A6. 9-18-07 The sample standard deviation (found on calculators) is a tad different from the standard deviation of a random variable. In all cases however, standard deviation is the square root of variance, whether it is the sample variance or the variance of a random variable.
sample sd = square root of (sum of (xi - xBAR)^2 / (n-1)) for data x1, ..., xn.
standard deviation of random variable X = square root of (E (X - EX)^2 )
Note the use of (n-1) in the sample sd. The sd of a random variable would, in the case of equal probabilities 1/n, be using n instead of (n-1).
pg. 216 defines the mean and variance of a random variable. Notice that sigma^2 is the variance so sigma is the square root of the formulas in the paragraph beginning "Similarly."
As I mentioned above, your calculator will probably give only the sample standard deviation defined on page 72 and reduced to a form more suitable for calculation on page 73.
Your calculator will obtain this sample sd if you feed in a list of numbers and hit the button.
However, you calculator may not be set up to calculate the sd of a discrete random variable from its distribution (i.e. from its list of possible values x and probabilities p(x)).
Q7. 9-18-07 Dear Professor, I am having a hard time understanding the calculation for standard deviation. I get that the mean is EX, but how do you separate that into (EX^2 - (EX)^2)^.5.
A7. 9-18-07 Standard deviation (sd) of a random variable X is defined
sd X =
square root of E (X -EX)^2 = E (X^2) - (E X)^2 also.
For example,
x p(x) x p(x) (x-EX)^2 p(x) x^2 p(x)
3 0.1 3 0.1 (3 - 5.7)^2 0.1 = 0.729 3^2 0.1
6 0.9 6 0.9 (6 - 5.7)^2 0.9 = 0.081 6^2 0.9
tot 1.0 E X = 5.7 Variance X = 0.81 E (X^2) = 33.3
So
standard deviation = square root of variance
= root(0.81).
Also, by the other method above,
standard deviation = root(33.3 - 5.7^2) = root(0.81).
Why are the two ways equivalent?
It follows from the rules of expectation:
E (X - EX)^2 = E [X^2 - 2 (EX) X + (EX)^2]
= E (X^2) - 2 (EX) (EX) + (EX)^2
= E (X^2) - (E X)^2
Q8. 10-3-07. Professor LePage, I was wondering if we had to do the straight fit line, and least squares method for the last homework problem (3.6) because the problem just shows us a graph and doesn't give us the exact data points. Thanks
A8. 10-3-07. You can read off the (x, y) scores from the plot. The slight inaccuracies of doing so will not affect the least squares line very much.

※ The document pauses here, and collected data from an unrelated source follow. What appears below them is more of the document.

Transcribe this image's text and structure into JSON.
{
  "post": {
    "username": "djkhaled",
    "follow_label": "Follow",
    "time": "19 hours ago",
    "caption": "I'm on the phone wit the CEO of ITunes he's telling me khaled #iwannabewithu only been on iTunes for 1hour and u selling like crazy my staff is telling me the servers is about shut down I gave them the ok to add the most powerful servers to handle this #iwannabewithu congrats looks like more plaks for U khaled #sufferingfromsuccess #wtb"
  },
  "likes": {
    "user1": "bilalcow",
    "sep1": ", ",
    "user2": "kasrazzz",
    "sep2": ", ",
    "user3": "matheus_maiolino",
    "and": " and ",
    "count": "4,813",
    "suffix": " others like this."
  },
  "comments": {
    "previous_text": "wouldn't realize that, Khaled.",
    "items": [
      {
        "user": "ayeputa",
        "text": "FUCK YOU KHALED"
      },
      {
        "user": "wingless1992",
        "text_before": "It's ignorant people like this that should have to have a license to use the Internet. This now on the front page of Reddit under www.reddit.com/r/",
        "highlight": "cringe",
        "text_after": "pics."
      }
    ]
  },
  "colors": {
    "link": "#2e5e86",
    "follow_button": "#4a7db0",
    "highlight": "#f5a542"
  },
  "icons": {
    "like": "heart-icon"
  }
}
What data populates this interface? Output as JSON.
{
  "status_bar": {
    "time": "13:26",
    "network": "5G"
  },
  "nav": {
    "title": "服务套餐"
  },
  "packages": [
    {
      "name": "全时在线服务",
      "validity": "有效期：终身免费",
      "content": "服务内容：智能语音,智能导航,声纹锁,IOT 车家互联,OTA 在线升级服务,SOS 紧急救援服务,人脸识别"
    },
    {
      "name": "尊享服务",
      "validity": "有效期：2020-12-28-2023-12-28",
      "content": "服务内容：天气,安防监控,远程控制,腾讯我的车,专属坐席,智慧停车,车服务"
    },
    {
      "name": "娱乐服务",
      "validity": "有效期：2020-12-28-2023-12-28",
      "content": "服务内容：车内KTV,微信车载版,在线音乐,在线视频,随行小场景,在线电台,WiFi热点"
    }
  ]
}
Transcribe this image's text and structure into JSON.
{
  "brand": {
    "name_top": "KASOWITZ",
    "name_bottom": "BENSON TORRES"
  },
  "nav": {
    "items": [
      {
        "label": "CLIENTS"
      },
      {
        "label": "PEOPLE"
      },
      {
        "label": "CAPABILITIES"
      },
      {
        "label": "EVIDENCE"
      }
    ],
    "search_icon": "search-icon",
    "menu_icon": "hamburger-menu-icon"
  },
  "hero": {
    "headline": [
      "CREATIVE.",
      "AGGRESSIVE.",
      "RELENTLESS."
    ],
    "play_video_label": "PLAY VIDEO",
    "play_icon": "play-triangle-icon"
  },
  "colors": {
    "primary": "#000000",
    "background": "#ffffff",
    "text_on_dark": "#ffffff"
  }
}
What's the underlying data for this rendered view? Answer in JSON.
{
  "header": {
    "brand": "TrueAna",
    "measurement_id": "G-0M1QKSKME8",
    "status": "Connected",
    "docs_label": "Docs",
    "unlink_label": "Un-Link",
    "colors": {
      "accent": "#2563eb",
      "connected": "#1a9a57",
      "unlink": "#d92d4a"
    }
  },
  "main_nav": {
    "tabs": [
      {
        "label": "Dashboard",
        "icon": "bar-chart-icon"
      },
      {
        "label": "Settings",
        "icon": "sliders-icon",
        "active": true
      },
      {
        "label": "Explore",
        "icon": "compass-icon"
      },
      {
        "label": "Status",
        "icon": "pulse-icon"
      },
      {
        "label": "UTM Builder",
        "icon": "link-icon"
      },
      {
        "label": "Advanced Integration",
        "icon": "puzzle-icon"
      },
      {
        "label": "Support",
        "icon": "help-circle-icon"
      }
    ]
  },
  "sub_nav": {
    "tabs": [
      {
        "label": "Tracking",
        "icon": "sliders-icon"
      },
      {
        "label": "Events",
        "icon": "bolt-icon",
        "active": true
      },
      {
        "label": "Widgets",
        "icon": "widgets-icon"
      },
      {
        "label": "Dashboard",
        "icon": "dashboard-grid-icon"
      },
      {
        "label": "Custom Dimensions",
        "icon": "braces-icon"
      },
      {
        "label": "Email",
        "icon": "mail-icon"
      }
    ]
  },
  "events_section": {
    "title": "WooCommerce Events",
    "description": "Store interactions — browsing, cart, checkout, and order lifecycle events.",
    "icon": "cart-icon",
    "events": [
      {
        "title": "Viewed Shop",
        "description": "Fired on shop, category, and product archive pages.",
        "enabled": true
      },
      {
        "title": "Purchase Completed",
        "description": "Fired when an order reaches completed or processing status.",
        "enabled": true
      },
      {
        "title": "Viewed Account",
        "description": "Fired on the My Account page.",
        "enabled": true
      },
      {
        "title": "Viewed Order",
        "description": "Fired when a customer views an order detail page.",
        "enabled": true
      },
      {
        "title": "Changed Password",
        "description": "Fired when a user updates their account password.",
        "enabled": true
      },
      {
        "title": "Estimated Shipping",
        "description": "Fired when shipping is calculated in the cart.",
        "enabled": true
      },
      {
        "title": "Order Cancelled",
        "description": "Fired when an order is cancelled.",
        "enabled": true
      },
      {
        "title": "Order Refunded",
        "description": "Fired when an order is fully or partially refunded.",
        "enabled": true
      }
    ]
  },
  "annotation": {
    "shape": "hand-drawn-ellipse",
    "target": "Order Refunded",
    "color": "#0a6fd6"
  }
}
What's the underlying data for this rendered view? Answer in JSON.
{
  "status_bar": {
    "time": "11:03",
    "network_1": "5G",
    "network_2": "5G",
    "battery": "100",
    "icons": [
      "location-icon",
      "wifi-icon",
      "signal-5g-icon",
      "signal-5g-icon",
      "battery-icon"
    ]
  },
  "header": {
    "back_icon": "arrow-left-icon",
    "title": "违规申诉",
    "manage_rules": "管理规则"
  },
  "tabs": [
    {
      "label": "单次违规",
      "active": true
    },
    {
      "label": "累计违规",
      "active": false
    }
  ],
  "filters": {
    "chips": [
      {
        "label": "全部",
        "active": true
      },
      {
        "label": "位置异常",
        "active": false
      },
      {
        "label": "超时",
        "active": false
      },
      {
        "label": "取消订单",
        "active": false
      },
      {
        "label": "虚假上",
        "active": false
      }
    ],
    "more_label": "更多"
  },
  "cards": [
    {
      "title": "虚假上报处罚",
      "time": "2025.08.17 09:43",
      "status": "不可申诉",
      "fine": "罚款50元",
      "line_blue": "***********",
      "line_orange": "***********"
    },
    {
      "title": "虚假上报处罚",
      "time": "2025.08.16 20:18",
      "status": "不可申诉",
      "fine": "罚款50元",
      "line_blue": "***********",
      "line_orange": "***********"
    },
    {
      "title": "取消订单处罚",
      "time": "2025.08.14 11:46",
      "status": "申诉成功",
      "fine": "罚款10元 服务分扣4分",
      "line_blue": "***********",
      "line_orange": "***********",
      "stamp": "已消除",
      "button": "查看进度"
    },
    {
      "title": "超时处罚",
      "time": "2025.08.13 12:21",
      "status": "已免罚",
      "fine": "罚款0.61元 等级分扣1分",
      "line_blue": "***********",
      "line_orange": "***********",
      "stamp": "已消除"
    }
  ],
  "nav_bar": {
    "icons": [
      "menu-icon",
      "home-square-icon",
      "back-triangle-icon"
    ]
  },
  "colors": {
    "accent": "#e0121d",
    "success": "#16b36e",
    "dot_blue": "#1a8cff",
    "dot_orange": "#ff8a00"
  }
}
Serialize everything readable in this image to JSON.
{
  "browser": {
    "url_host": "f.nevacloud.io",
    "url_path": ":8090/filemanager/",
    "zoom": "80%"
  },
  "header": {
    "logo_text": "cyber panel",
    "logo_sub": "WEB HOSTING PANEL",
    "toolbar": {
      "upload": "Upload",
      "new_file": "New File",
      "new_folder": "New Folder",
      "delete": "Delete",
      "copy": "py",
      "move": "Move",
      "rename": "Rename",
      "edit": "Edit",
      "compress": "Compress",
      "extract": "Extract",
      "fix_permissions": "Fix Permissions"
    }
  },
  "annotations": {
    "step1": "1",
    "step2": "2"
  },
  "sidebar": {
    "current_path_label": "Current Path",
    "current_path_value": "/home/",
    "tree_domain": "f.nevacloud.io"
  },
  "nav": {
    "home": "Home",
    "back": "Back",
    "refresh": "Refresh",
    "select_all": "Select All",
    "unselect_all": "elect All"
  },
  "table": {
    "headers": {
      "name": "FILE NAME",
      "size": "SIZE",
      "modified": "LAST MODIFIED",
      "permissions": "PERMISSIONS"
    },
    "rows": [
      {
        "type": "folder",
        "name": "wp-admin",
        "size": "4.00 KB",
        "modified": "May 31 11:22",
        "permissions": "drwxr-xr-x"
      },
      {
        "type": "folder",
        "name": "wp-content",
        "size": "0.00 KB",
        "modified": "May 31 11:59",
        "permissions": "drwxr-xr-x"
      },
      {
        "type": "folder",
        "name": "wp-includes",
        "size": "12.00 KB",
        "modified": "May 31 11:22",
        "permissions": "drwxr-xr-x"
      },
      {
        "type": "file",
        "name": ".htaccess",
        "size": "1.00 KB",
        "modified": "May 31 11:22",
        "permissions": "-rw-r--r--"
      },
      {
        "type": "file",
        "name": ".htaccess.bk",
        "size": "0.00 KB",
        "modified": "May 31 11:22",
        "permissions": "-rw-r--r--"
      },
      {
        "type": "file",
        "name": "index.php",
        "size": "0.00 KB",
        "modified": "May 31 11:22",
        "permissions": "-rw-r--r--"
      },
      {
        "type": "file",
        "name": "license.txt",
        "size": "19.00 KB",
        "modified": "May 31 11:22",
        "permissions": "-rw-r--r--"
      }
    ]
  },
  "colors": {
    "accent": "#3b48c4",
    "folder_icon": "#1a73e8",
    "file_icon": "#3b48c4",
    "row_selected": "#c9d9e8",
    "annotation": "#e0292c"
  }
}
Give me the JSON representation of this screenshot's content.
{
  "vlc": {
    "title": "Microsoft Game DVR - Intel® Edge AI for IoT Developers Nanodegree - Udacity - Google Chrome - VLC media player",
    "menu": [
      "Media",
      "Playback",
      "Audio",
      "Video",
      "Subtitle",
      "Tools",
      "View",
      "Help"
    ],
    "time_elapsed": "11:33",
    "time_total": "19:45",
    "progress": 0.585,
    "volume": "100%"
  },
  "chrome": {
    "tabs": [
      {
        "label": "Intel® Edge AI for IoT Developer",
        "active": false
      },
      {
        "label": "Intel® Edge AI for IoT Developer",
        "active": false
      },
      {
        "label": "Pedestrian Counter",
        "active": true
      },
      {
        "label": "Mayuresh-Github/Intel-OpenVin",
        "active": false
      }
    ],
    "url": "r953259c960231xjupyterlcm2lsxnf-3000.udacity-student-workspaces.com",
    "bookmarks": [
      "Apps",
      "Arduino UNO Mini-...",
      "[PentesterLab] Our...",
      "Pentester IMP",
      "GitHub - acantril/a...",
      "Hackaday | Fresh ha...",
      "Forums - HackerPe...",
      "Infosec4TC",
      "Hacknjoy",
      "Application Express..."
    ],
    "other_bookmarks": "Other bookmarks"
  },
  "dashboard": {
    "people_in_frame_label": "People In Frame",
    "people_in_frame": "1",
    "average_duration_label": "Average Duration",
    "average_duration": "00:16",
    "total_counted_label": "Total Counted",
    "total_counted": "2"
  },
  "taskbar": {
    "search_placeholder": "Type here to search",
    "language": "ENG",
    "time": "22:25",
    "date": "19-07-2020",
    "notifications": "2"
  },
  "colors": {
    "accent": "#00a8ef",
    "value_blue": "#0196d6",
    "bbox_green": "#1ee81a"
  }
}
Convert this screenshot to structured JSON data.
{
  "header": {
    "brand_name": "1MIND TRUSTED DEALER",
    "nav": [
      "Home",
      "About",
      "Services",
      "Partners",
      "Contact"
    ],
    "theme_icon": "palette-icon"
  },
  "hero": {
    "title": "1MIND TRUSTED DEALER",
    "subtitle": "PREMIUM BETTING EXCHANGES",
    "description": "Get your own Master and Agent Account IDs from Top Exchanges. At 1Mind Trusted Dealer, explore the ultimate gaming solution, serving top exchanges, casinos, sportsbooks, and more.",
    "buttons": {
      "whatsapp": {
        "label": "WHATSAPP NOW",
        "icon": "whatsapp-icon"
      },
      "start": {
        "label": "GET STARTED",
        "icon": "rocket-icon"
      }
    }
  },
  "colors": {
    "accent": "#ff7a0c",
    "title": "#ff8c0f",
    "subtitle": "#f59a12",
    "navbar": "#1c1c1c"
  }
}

Q9. 10-3-07. I was just wondering if you wanted us to make the graphs for our homework due next Monday on the computer or by hand, or if it mattered. Also do you want us to actually do 3.18 or just look at it because it relates to 3.4.
A9. 10-3-07. Do by hand then (optional but highly desired when learning new material) confirm by computer.
Remember, you will not have a calculator on exams.
I've not assigned 3.18 but you will note that it contains summary data needed to form the least squares line (i.e regression line) of y on x. I wanted you to have that for comparison with your own calculations.
.